Abstract The present work is aimed to improve the antibody adsorption performance of phenyl-based mixed-mode adsorbents by adjusting the functional group of ligand. Two new mixed-mode adsorbents coupled with 4-(aminomethyl)phenol (AMP) and 4-(aminomethyl)benzonic acid (AMA) were designed based on the structure of benzylamine (BA), where a hydroxyl or carboxyl group was introduced. Bovine serum Immunoglobulin G (IgG) and bovine serum albumin (BSA) were used as the model proteins. The adsorption isotherms of IgG and BSA were investigated at different pH values ranging from 4.0–8.9 to evaluate the adsorption performance, and protein-ligand molecular interactions were explored through addition of sodium chloride and glycerol.
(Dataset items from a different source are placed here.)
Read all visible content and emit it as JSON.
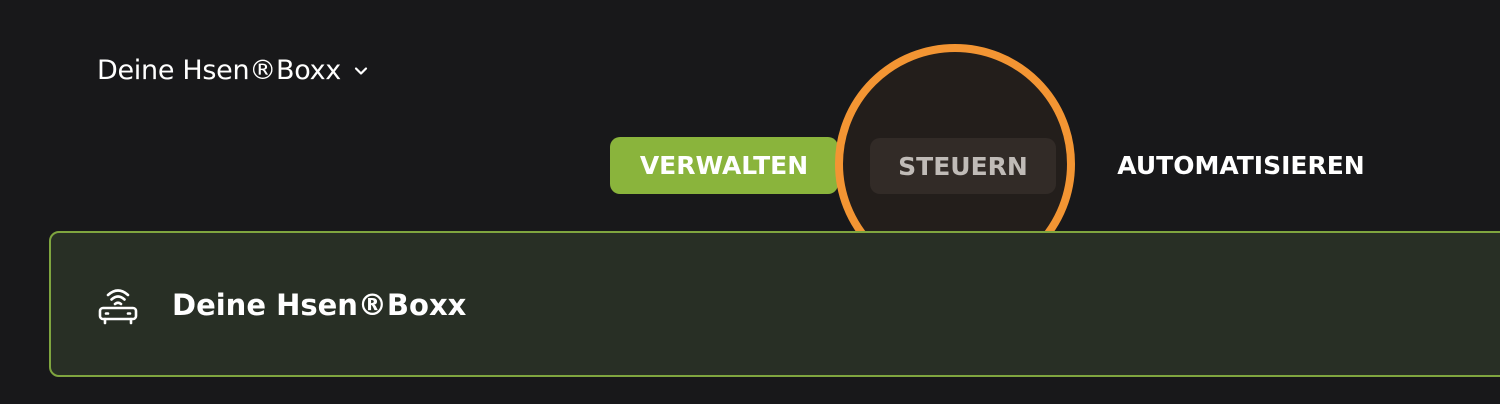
{
  "header": {
    "device_selector_label": "Deine Hsen®Boxx",
    "device_selector_icon": "chevron-down-icon"
  },
  "tabs": [
    {
      "label": "VERWALTEN",
      "active": true
    },
    {
      "label": "STEUERN",
      "active": false,
      "highlighted": true
    },
    {
      "label": "AUTOMATISIEREN",
      "active": false
    }
  ],
  "device_card": {
    "icon": "router-wifi-icon",
    "title": "Deine Hsen®Boxx"
  },
  "colors": {
    "background": "#18181a",
    "accent": "#8ab43c",
    "card_background": "#282f25",
    "card_border": "#7fa53f",
    "highlight_ring": "#f39533"
  }
}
The results showed that both of adsorbents coupled with AMP or AMA had lower saturated binding capacities (Qm) towards BSA and higher adsorption capacity ratio of IgG to BSA when compared to BA-based adsorbents. The contributions of electrostatic interactions and hydrophobic interactions to proteins binding were different among these phenyl-based mixed mode adsorbents. Finally, AMP-based adsorbent possessing high adsorption capacity ratio of IgG to BSA and salt tolerance was selected to separate IgG from mimetic serum with purity higher than 96 %. The results indicated adjusting the functional groups of ligand to regulate the electrostatic and hydrophobic interactions of protein-ligand was useful to improve the antibody separation performance of mixed-mode adsorbents.